Elle tombait. Un gouffre ébloui comme l'ombre, Brutal comme la peur, mouvant comme les nombres, Vers d'inquiétants pays. Triste, brave, blessée, Belle. Et l'étrange ciel, comme un sol basculé, Dévorait à plaisir son image sans vie... Moi qui me suis penché, j'ai vu sa tombe nue Flottant édulcorée des fruits pharamineux : C'était un coin de terre au fond des fins perdues, Et s'en allait pulsée au vol des oiseaux bleus.

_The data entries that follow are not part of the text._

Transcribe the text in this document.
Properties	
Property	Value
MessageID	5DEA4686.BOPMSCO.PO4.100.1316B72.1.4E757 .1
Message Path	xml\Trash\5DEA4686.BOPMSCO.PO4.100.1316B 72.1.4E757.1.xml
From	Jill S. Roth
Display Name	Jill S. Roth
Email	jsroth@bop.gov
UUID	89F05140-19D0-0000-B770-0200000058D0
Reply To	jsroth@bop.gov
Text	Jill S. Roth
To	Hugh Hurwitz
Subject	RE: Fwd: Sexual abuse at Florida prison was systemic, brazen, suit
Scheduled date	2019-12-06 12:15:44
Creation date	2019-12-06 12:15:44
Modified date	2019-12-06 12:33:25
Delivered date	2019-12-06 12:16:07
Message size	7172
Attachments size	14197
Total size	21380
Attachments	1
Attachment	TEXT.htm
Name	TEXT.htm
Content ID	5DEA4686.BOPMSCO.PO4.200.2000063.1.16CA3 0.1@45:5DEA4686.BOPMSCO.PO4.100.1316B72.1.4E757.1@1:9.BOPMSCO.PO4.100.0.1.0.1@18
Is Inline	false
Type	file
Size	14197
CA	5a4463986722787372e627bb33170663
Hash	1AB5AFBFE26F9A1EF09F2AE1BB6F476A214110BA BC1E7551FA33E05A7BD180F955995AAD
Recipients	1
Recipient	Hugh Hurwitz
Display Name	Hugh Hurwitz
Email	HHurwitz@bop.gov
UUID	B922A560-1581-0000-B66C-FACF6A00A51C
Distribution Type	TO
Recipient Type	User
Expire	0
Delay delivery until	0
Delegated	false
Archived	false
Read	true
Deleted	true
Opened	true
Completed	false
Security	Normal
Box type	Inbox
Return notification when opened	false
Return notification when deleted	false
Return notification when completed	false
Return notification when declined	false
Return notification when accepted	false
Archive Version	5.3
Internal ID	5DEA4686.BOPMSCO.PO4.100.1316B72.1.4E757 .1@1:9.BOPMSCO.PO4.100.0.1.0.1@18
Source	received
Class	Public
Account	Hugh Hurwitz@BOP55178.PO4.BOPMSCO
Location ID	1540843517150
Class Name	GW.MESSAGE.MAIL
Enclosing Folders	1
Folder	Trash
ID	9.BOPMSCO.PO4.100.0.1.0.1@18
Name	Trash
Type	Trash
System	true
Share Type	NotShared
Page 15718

Je rendrai mes étés pour un autre au-revoir. Je me dévêtirai de mes chastes retards Pour fermer mon image au fléau des hivers. Intrépide écheveau. J'affranchirai les mers - N'oublie pas que je t'aime - Jusqu'au retour farouche de mon futur pareil. Ainsi qu'un vieux printemps je m'effilocherai, Et sur le vent boudeur cloué sur son lit courbe, - N'oublie pas que je t'aime - J'érigerai mon échine au fer des promontoires ; J'amoncellerai mes doigts au sel rouge des banquises ; L'océan bourrelé, fêlé, s'épierrera ; Je bâtirai maniaque au plus bas de l'automne L'escalier gorgoné de mes caves sonores, Autour du cercle enfreint des feux ressuscités Où l'onde éparpillée confond l'enceinte unique. Je nourrirai ton corps aux taudis des ruelles, Au bas des marches froides où je hume l'hiver. Je meurtrirai les cimetières à misère Pour détacher des rocs tes éparses parcelles, Et viendrai respirer l'amalgame argileux Où ma semence diamantée durcit les pluies. Je déconnecterai le dernier soir trop blanc Où l'étau rauque gelait ton geste démuni. Je te suivrai au chaud des plus mauvaises vies, Des plus précieuses nuits, Où des braises d'ivoire ont des voix d'outre-terre Et des parfums de pluie...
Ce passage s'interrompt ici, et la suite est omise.